Three Battle-Tested Tips for Surviving a Cyber-Attack


Experiencing a cyber-attack as a chief information security officer (CISO) or a cybersecurity leader in your organization can be daunting.

Russell Ayres, SVP of cyber operations and deputy CISO at Equifax, knows it better than anyone. He was appointed interim CSO in 2017 after his organization suffered a significant data breach that exposed the private records of 147.9 million Americans, 15.2 million British citizens and about 19,000 Canadian citizens.

Ayres, speaking at RSA Conference 2024 alongside John Carlin, co-chair of law firm Paul Weiss’s cybersecurity and data protection practice, Tim Crothers, director of Google Cloud’s office of the CISO for the retail sector, and Patricia Titus, CISO at Booking Holdings, shared some recommendations to survive a cyber-attack or data breach.

Infosecurity has selected the top three tips that can be implemented at no cost.

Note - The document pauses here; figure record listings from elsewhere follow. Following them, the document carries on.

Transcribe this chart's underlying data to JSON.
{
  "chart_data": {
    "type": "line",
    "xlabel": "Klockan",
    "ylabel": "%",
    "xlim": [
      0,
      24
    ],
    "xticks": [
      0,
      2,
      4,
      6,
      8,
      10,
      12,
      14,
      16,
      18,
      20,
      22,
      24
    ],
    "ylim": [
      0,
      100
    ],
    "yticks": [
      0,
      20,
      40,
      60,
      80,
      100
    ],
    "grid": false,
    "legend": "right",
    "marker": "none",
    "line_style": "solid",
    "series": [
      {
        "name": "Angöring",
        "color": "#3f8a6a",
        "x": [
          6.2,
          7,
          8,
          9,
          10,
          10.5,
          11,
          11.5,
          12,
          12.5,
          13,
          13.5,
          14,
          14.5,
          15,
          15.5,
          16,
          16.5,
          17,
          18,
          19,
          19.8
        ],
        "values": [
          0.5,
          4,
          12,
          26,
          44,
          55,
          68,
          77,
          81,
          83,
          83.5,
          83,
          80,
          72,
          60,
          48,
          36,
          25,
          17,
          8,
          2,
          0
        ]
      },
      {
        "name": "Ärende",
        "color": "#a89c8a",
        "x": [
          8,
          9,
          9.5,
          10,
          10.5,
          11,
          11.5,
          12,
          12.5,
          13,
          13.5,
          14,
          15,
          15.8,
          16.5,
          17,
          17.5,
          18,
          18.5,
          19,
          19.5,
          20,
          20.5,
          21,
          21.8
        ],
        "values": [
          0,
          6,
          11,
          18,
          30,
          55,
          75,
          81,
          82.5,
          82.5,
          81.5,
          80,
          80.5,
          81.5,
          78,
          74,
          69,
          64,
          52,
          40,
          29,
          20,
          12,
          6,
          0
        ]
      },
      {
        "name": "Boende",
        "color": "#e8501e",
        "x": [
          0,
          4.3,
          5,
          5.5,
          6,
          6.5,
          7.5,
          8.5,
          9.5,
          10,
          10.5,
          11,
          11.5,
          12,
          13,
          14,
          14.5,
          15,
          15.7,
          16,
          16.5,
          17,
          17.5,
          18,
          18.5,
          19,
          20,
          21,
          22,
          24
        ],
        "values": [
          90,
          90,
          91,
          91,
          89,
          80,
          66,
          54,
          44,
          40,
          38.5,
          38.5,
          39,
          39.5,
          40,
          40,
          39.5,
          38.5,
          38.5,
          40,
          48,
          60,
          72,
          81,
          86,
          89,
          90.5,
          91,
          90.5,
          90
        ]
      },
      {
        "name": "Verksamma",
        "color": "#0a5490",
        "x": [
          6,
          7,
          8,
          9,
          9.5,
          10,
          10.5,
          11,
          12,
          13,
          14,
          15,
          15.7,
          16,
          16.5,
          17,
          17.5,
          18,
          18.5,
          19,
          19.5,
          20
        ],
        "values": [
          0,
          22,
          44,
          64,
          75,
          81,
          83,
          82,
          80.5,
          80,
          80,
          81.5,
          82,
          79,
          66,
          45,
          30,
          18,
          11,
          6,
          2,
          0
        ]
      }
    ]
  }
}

Three CISO Tips for Managing a Cyber Incident

Conduct Realistic Wargames and Tabletop Exercises

CISOs and cybersecurity executives should prepare for a breach by simulation and testing such scenarios.  

Carlin said: “As a security leader, you need to assume a catastrophe, and the best way to do this is by ‘wargaming’ it. Conduct regular tabletop exercises, in a language the CEO and the CFO will understand. The number one mistake that leads to a CISO losing their job is failing to communicate across the organization pre-incident.”

The benefit of tabletop exercises is “to build muscle memory across the organization,” Crothers added. “Although you may get the scenarios wrong, you could still have prepared for the right reactions from your colleagues and team.”

Crothers insisted that these war games should be as realistic as possible and involve people of all levels within the company.

Security leaders should run them in a natural working environment with real-life constraints.

Titus explained: “You should not require more than two to three hours from the executives and the board members, because they won’t have more time in real life. Also, you don’t have to perform a full scenario in one go, as a cyber-incident will unfold in several stages across several days or weeks.”

Ayres also insisted on trying different scenarios in which key security or business leaders, including the CISO and board members, are not present to deal with the incident or make decisions immediately.

“In my case at Equifax, some board members had left because of the breach. In this case, you need a plan ready to decide who will make decisions in the interim period. Think of the people you think you will rely on if the primary decision-makers are gone,” Ayres said.

Involve People Across the Company

Google’s Crothers said that the company’s general counsel must be the first person a security leader calls when they have detected a cyber incident.

“Everyone, from the media to your partners and your customers or clients, will try to make a judgement about how much you are in control of the situation. That’s why it is key to coordinate with the legal team as soon as possible, however significant the incident is. In case it eventually is less impactful than you initially thought, you have just wasted a phone call, which is acceptable,” Crothers explained.

He also recommended involving people from all levels of responsibility in the incident response plan and the tabletop exercises, from the CEO to the lower-tier security team members.

“CEOs are used to being in charge. However, in times of crisis, they may not have the required skills to make some critical decisions,” he said.

Ayres concurred: “During a cyber incident, the ones you think you will rely on are not necessarily the ones you will actually rely on. Maybe you will realize that a particular SOC analyst, for instance, is the person everyone seems to turn to when things go wrong. Also, don’t forget to take care of people who are going to take care of you.”

Anticipate Your Crisis Communication

The security leaders agreed that the way the organization communicates internally and publicly during a cyber incident is as important as the decisions it takes.

“Sometimes, a public statement saying ‘We don’t know anything,’ can take an awful long time to prepare,” Crothers said.

Like tabletop exercises, Crothers recommended asking the communication team to prepare statements following different simulated cyber incident scenarios in collaboration with the legal team.

“Because crisis communication is different from day-to-day communication, you may even need to hire external people other than the ones usually responsible for your organization’s communication,” Carlin concluded.